6. Add overhang. If overhang is 2 feet per side, effective half run becomes 16 feet.
7. Recalculate effective rise using the same pitch. 16 x 6 / 12 = 8 feet.
8. Effective sloped length becomes square root of 16 squared plus 8 squared = 17.89 feet.
9. Estimate roof area. For a 36 foot building length, area = 2 x 17.89 x 36 = about 1,288 square feet.
10. Estimate truss count. 36 feet equals 432 inches. At 24 inches on center, 432 / 24 = 18 spaces, plus 1 = 19 trusses.
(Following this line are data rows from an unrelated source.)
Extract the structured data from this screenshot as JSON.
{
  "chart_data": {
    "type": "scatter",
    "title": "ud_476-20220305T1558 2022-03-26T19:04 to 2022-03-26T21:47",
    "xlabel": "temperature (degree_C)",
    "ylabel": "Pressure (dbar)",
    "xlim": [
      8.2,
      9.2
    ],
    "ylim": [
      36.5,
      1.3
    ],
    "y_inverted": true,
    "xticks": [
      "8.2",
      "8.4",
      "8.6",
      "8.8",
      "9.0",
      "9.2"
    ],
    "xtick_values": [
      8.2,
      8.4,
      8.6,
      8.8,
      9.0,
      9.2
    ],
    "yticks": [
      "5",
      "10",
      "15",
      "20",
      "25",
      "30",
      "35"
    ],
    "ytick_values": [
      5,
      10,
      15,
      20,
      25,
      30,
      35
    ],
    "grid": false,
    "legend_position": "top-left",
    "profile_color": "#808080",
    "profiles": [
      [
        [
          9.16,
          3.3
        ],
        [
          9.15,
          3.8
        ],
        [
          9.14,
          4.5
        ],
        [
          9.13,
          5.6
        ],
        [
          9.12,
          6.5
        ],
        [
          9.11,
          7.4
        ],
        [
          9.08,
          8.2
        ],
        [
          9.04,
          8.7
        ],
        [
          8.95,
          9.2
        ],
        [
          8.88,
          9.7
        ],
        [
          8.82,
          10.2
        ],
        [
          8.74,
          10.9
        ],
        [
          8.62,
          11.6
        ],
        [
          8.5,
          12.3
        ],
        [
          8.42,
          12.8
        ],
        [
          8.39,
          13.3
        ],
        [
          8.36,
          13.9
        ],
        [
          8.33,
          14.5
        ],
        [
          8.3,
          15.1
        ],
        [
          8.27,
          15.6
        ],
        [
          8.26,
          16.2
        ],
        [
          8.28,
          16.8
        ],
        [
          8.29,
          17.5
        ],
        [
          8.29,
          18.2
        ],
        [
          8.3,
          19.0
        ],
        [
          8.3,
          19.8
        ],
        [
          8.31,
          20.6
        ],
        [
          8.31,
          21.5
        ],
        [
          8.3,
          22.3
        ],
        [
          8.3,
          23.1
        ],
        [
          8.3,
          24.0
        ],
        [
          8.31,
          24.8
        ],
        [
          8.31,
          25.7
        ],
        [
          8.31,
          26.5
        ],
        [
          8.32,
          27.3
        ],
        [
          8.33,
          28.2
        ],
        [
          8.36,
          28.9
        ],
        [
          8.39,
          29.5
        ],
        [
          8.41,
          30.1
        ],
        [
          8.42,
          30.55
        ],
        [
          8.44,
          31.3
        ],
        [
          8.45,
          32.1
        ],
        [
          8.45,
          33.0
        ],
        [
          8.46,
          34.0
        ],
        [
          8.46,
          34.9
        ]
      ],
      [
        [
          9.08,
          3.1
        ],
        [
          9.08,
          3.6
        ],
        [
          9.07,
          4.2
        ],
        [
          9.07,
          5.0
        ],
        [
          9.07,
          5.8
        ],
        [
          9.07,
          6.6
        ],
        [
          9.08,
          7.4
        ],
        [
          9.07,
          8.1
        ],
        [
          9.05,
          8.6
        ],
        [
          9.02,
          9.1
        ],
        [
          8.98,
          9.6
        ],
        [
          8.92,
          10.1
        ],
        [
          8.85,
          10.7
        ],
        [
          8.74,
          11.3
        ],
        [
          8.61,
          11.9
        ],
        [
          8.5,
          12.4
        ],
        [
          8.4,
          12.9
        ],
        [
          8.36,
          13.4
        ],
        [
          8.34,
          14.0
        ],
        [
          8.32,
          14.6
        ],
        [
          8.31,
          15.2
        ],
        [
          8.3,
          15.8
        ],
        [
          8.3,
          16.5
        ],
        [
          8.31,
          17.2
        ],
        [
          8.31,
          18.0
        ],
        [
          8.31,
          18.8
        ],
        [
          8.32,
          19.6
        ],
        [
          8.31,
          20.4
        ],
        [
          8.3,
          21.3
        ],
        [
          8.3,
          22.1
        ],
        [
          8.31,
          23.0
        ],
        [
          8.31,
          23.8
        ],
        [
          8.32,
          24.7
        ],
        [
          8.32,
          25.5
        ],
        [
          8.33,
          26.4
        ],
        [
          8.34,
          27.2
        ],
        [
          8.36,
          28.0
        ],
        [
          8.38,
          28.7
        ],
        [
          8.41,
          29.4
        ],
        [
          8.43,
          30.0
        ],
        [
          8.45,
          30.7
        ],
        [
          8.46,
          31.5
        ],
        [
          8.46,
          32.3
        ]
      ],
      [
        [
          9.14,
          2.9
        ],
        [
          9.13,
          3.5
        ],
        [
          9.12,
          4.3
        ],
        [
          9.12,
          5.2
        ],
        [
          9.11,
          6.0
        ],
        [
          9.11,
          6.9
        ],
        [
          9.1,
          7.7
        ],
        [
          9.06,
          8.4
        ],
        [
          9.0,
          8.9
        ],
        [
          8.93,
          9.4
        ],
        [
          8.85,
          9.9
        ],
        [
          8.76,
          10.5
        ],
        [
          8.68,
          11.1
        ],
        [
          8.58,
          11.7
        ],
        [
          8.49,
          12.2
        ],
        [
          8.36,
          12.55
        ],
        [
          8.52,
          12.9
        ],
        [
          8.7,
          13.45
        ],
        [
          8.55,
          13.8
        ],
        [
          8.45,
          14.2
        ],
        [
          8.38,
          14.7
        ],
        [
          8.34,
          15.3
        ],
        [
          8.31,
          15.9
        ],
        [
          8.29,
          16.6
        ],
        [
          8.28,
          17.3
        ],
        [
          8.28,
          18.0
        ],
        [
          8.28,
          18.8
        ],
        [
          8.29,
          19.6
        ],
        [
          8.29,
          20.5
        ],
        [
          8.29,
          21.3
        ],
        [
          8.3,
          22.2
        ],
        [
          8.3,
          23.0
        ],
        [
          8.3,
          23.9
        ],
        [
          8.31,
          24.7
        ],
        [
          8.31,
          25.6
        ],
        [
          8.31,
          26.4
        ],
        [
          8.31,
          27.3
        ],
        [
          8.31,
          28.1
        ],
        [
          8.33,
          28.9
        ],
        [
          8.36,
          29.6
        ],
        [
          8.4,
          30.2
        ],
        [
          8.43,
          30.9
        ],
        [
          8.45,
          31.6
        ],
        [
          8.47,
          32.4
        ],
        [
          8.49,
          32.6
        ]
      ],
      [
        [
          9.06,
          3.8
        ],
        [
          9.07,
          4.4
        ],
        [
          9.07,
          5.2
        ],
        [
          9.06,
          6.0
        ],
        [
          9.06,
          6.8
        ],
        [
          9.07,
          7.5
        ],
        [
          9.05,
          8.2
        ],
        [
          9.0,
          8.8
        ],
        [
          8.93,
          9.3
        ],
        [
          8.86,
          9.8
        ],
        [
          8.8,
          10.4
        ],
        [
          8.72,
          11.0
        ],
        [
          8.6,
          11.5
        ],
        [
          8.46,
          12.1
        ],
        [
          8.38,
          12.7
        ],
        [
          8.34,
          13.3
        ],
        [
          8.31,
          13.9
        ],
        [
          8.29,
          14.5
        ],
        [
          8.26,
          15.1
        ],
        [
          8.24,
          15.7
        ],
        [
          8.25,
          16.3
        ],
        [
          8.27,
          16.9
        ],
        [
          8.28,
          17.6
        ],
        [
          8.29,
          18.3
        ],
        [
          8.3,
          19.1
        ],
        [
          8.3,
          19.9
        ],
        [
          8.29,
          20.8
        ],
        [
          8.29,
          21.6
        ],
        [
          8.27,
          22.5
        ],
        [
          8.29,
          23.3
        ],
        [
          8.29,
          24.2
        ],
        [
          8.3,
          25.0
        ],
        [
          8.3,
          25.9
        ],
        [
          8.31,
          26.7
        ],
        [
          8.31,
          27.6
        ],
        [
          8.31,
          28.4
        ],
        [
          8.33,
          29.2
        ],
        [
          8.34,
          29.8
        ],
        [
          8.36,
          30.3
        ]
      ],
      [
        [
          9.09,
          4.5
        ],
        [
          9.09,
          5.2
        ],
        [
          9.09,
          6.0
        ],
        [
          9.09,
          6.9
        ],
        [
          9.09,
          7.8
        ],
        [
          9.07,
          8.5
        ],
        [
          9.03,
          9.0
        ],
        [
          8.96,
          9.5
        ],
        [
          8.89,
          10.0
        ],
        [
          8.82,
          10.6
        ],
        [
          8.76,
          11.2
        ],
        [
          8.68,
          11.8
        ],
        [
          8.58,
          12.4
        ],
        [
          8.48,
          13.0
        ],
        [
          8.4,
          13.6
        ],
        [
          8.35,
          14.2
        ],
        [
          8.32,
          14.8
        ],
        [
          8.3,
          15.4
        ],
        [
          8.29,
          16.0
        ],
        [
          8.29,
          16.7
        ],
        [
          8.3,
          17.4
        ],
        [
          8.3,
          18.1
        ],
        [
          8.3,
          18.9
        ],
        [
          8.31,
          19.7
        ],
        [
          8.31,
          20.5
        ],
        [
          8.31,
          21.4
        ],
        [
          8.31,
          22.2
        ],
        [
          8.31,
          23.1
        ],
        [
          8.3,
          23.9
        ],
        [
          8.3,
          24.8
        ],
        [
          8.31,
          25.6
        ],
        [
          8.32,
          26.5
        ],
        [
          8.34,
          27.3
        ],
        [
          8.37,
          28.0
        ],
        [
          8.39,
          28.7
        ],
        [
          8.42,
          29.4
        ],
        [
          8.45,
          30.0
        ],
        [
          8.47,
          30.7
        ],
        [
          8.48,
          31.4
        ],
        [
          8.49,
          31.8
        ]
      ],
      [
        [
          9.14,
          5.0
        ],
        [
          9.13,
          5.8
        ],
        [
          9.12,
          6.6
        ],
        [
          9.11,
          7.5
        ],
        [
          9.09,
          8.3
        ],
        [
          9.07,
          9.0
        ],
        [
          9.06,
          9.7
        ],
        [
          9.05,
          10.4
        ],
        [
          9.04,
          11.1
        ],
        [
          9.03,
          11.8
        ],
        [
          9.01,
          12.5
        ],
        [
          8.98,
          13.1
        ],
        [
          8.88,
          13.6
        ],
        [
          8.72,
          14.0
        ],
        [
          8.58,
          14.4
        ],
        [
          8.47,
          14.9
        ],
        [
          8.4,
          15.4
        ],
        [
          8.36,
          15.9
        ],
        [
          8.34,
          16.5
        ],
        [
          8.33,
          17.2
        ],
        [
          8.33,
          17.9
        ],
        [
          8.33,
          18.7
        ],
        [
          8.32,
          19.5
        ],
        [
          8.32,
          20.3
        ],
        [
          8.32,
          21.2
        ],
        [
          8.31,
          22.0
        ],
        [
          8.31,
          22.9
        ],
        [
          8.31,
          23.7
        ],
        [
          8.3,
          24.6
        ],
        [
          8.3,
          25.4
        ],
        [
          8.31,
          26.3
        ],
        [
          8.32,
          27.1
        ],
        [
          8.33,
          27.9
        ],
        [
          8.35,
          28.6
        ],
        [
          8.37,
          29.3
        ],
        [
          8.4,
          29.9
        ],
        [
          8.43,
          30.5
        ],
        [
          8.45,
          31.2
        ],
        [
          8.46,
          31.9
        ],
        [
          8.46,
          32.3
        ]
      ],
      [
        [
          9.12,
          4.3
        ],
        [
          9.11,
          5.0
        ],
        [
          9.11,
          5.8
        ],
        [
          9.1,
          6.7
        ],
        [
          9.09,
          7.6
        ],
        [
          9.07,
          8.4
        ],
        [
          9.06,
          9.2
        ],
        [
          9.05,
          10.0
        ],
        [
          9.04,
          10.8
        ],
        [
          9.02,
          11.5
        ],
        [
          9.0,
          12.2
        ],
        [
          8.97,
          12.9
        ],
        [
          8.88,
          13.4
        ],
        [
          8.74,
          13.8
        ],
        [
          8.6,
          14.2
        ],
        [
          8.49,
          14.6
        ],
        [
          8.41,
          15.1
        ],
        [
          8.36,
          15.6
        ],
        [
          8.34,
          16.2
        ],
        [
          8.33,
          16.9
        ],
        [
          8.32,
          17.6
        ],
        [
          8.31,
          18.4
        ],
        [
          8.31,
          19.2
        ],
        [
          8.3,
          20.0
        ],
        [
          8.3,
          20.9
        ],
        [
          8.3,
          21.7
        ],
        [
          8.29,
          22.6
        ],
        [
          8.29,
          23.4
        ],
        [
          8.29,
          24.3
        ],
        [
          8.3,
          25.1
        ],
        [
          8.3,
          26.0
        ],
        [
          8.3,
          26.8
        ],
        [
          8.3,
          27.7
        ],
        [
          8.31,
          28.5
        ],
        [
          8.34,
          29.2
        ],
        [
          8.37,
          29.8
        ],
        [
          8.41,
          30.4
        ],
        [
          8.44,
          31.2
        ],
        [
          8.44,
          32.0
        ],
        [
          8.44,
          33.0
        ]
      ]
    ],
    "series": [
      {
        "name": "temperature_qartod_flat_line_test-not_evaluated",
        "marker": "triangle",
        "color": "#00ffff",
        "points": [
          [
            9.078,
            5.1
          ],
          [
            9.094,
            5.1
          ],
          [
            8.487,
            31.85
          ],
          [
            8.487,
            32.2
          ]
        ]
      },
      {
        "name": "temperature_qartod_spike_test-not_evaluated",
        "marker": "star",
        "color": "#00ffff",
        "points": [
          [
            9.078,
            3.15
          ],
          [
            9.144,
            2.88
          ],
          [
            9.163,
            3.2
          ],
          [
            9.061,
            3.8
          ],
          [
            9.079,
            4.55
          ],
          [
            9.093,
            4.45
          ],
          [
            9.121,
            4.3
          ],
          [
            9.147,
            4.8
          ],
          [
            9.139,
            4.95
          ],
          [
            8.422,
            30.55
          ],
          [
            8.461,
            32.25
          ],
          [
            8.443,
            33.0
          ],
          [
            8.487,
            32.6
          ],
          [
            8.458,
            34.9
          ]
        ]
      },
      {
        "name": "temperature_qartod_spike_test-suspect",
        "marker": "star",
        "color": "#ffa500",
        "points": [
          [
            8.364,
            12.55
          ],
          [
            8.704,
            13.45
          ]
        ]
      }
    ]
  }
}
Real world considerations that affect final truss design

Field calculations are useful, but several practical variables can change the final truss profile and engineering package. These include heel height, energy code insulation requirements, ceiling loads from gypsum board, HVAC equipment in the attic, solar panels, unbalanced snow, storage loads, soffit and ridge ventilation strategy, local wind exposure, and the bearing width available at the supporting wall. Truss bracing is also critical. Even a properly engineered truss can perform poorly if temporary and permanent bracing are ignored during installation.

Important planning rule

Use calculator results for estimating and concept design, not for final stamped construction documents. Always verify loads, spans, uplift resistance, bearing conditions, and bracing requirements with your truss manufacturer, structural engineer, and local code official.
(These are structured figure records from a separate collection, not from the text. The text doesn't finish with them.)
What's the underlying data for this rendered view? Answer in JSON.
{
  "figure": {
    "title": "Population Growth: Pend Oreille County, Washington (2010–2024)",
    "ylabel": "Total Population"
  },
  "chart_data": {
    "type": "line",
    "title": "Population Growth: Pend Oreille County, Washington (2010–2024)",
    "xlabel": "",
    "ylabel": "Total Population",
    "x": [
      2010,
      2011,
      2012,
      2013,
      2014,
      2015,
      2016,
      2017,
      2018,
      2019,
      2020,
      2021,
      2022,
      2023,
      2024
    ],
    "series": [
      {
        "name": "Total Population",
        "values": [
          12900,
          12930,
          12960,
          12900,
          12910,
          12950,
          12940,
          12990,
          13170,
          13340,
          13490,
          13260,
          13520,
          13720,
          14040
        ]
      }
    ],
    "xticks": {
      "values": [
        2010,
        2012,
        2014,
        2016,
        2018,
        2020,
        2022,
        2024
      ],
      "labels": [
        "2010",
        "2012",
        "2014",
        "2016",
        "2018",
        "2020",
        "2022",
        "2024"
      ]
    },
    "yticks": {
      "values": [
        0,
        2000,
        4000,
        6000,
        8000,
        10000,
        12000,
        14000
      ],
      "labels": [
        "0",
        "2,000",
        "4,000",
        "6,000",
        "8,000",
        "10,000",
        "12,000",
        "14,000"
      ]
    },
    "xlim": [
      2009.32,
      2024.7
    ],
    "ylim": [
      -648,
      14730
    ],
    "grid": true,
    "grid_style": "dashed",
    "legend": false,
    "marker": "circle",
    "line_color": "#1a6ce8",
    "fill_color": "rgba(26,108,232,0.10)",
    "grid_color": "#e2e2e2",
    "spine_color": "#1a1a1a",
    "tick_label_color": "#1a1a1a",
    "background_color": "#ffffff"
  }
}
Frequent mistakes when calculating roof trusses

• Using full span instead of half run when calculating rise.
• Forgetting that overhang increases slope length and roof area.
• Confusing roof pitch with roof angle.
• Estimating truss quantity without adding the final end truss.
• Ignoring snow load and wind uplift requirements.
• Assuming all roofs can use the same spacing.
• Not accounting for attic finishes or storage loads.
• Ordering materials from footprint area instead of actual sloped roof area.
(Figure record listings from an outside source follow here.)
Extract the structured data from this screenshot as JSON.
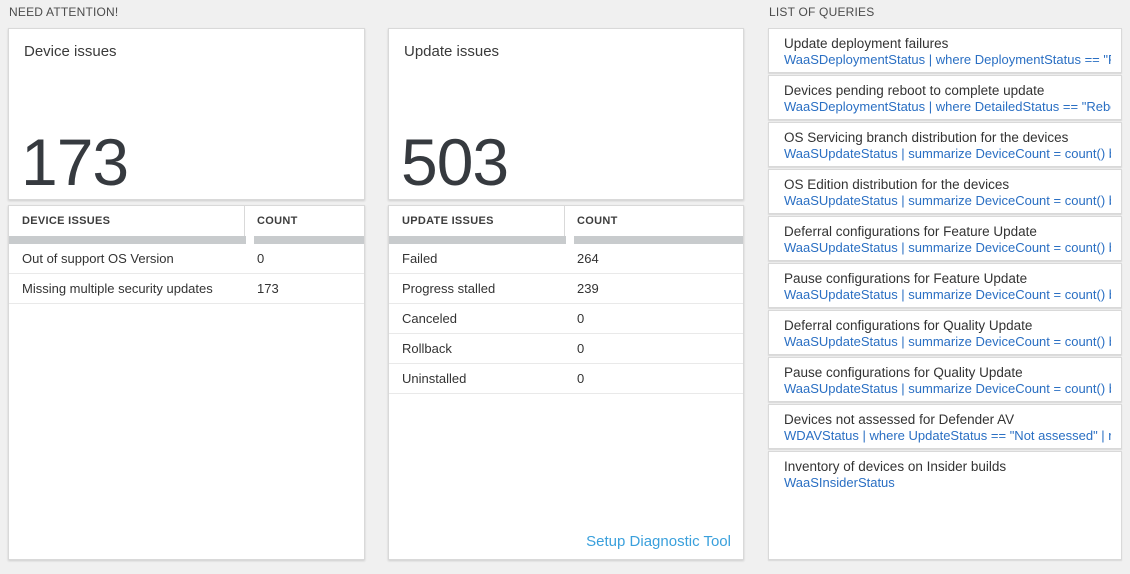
{
  "sections": {
    "need_attention_label": "NEED ATTENTION!",
    "queries_label": "LIST OF QUERIES"
  },
  "device_card": {
    "title": "Device issues",
    "count": "173",
    "table": {
      "headers": [
        "DEVICE ISSUES",
        "COUNT"
      ],
      "rows": [
        {
          "label": "Out of support OS Version",
          "count": "0"
        },
        {
          "label": "Missing multiple security updates",
          "count": "173"
        }
      ]
    }
  },
  "update_card": {
    "title": "Update issues",
    "count": "503",
    "table": {
      "headers": [
        "UPDATE ISSUES",
        "COUNT"
      ],
      "rows": [
        {
          "label": "Failed",
          "count": "264"
        },
        {
          "label": "Progress stalled",
          "count": "239"
        },
        {
          "label": "Canceled",
          "count": "0"
        },
        {
          "label": "Rollback",
          "count": "0"
        },
        {
          "label": "Uninstalled",
          "count": "0"
        }
      ]
    },
    "link_label": "Setup Diagnostic Tool"
  },
  "queries": [
    {
      "title": "Update deployment failures",
      "query": "WaaSDeploymentStatus | where DeploymentStatus == \"Failed\" |..."
    },
    {
      "title": "Devices pending reboot to complete update",
      "query": "WaaSDeploymentStatus | where DetailedStatus == \"Reboot pend..."
    },
    {
      "title": "OS Servicing branch distribution for the devices",
      "query": "WaaSUpdateStatus | summarize DeviceCount = count() by OSSer..."
    },
    {
      "title": "OS Edition distribution for the devices",
      "query": "WaaSUpdateStatus | summarize DeviceCount = count() by OSEdit..."
    },
    {
      "title": "Deferral configurations for Feature Update",
      "query": "WaaSUpdateStatus | summarize DeviceCount = count() by Featur..."
    },
    {
      "title": "Pause configurations for Feature Update",
      "query": "WaaSUpdateStatus | summarize DeviceCount = count() by Featur..."
    },
    {
      "title": "Deferral configurations for Quality Update",
      "query": "WaaSUpdateStatus | summarize DeviceCount = count() by Qualit..."
    },
    {
      "title": "Pause configurations for Quality Update",
      "query": "WaaSUpdateStatus | summarize DeviceCount = count() by Qualit..."
    },
    {
      "title": "Devices not assessed for Defender AV",
      "query": "WDAVStatus | where UpdateStatus == \"Not assessed\" | render ta..."
    },
    {
      "title": "Inventory of devices on Insider builds",
      "query": "WaaSInsiderStatus"
    }
  ],
  "colors": {
    "query_link_blue": "#2a6fc3",
    "action_link_blue": "#3aa0dc",
    "big_number_color": "#363a3f",
    "header_bar_gray": "#c8cbcd",
    "page_background": "#f0f0f0"
  }
}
Authoritative references for roof load and wood construction guidance

FEMA, OSHA, U.S. Forest Service

FEMA publishes hazard-resistant construction guidance relevant to wind and snow performance. OSHA provides jobsite safety requirements for roofing and truss installation. The U.S. Forest Service and related wood products resources help explain structural wood behavior, moisture performance, and basic framing principles. For project-specific design values, always consult your adopted building code and the truss engineering package prepared for your exact site.

Final takeaway

If you want to know how to calculate roof truss dimensions, the process is straightforward: start with span, divide by two to get run, multiply by pitch over 12 to get rise, then use geometric math to get the sloped top chord length. Add overhang to improve the roofing estimate, use building length and spacing to determine truss count, and apply a preliminary load in psf to estimate total roof force. These steps give you a solid foundation for planning. The final truss design, however, should always be reviewed in the context of code, climate, material specifications, and structural engineering.